Sunday, 2 January 2011

One day

Some things just stick in my mind for no apparent reason.


When I was a kid I read a National Geographic article about what was then the Soviet Socialist Republic of Moldavia, and I was engrossed.


This lushly photographed land of rich greens despite its strangeness reflected somehow the flatlands of my own youth, but I was particularly taken with the bit you can see on this map described as "Bessarabia", just to the left of the Crimean peninsula:


It might have been the novelty of finding an "Arabia" outside the Arab world, but I was transfixed.


Today Bessarabia has disappeared, carved up between the Republic of Moldova and Ukraine, but for a brief period in the early twentieth century before being engulfed by Romania and, then, Soviet Russia, it was the Republic of Bessarabia.


Its location has ensured it has been regularly invaded and overwhelmed, but such is the geographical logic of a community bordered by the Dniester and the Prut that it has returned several times from its vassal status. Oh, and it wasn't all flatlands: the lower reaches of the Carpathian mountains and the deep river gorges saw to that.


It's always been dirt poor: in Soviet days it was far and away the most backward of the western "republics", with eyewateringly low literacy rates and a peasant economy barely out of the Medieval period.


But it also had some surprises -- including this, what was, at the time, the longest bridge in Europe:


It's one of those strange places where relative agricultural prosperity somehow never translated into reasonable living standards for the whole population.

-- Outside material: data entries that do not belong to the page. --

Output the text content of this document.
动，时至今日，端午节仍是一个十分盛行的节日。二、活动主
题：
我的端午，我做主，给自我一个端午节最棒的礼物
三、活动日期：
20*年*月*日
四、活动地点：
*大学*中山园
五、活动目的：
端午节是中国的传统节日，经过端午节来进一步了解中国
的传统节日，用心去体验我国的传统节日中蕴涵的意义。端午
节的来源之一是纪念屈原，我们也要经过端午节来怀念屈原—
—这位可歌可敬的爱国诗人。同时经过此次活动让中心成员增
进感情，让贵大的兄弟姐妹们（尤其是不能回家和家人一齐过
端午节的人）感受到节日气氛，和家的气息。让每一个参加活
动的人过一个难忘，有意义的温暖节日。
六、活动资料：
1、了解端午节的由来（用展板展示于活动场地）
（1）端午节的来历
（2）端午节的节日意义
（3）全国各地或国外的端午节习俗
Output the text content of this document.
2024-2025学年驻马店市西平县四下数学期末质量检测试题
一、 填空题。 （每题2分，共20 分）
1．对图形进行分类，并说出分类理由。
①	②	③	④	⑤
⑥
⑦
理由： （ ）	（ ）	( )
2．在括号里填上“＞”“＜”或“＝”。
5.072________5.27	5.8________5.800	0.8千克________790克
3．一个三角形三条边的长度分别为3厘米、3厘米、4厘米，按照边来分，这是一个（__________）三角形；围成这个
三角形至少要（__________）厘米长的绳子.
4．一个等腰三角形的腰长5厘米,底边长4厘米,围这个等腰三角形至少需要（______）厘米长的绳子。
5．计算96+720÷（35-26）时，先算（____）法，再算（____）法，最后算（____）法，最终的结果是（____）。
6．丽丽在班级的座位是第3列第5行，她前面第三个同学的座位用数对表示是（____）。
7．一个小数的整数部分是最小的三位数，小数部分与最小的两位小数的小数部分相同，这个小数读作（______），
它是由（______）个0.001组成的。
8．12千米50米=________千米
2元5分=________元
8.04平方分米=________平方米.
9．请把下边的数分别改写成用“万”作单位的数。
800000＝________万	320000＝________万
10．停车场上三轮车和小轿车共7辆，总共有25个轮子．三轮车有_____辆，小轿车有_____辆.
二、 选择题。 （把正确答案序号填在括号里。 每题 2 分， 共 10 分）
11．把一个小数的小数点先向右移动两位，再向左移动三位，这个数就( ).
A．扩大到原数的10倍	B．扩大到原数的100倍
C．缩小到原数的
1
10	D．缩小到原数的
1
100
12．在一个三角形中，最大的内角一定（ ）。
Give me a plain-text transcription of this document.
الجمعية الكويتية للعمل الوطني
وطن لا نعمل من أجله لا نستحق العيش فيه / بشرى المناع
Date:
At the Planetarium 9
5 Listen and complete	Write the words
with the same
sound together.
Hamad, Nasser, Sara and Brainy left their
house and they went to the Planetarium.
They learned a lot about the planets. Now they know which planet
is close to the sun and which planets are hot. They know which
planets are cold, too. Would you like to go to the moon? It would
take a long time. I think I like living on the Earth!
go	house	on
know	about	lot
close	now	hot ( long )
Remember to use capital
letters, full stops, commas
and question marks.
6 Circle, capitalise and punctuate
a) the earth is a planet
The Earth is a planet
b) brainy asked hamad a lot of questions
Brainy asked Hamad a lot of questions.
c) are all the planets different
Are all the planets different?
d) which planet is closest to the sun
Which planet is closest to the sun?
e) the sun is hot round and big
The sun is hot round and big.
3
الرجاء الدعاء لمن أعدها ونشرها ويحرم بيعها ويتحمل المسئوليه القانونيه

Massive grape and grain harvests, and vast herds of cattle, just seemed to disappear, certainly never much affecting the serf-like peasant classes (and yes, I know they were fishermen, not peasant farmers. I'm just using what I've got to hand).


I have never visited this part of the world, but I still harbour a childlike desire to go.


There is something about the romance of the words that is compelling: from Transnistria to Transylvania, Moldavia to Bessarabia. One day.